Seminar: State Representation for Deep Learning in Large State and Action Spaces
M.Sc. Thesis Proposal
Supervisor: Dr. David Churchill
State Representation for Deep Learning in Large State and Action Spaces
Department of Computer Science
Friday, November 23, 2018, 1:00 p.m., Room EN 2022
Artificial intelligence (AI) is an integral part of both game development and play. AI that is dynamic
enough to provide a level of challenge appropriate to a variety of players can improve a game’s reception for both audiences and critics. Strategy games are often complex due to the large number of possible scenarios they present. Given how challenging strategy games are, the AI players in these games have been historically weak. Solutions to these complex problems have utility for AI in general, extending beyond the games in which they are implemented.

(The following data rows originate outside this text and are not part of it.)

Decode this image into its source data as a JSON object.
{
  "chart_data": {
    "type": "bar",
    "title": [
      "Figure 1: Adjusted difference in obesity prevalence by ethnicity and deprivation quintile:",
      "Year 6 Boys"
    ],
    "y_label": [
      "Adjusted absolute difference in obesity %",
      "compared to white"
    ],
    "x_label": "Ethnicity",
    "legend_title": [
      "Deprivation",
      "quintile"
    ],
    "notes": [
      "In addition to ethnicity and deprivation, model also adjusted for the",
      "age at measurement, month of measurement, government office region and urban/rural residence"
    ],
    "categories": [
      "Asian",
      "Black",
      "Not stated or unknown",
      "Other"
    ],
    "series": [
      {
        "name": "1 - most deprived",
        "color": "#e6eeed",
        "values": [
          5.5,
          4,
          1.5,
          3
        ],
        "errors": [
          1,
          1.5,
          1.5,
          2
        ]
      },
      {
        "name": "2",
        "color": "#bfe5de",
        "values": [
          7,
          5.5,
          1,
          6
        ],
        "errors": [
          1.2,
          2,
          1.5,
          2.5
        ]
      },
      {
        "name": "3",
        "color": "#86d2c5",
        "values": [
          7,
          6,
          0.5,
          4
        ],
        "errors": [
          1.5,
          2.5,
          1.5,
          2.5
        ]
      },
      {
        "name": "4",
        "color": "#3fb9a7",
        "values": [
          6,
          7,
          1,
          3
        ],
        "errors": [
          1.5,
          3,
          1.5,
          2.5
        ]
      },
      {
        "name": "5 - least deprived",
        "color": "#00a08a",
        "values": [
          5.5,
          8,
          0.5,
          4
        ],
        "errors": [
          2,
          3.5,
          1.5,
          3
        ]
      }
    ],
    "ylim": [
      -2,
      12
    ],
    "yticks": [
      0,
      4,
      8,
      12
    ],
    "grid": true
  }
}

Machine Learning (ML) is a sub-field of AI which encompasses many analytical and learning techniques useful in writing a sophisticated AI game-player. As a testing platform for my work, I will be working with the Canadian video game company Lunarch Studios on incorporating new ML techniques into the existing AI framework of their retail video game, Prismata. By improving the AI system within Prismata, it will strengthen their product and provide their users with an overall better gaming experience. Due to the complex nature of the game, any technique capable of performing well in this environment should be applicable to other industries as well.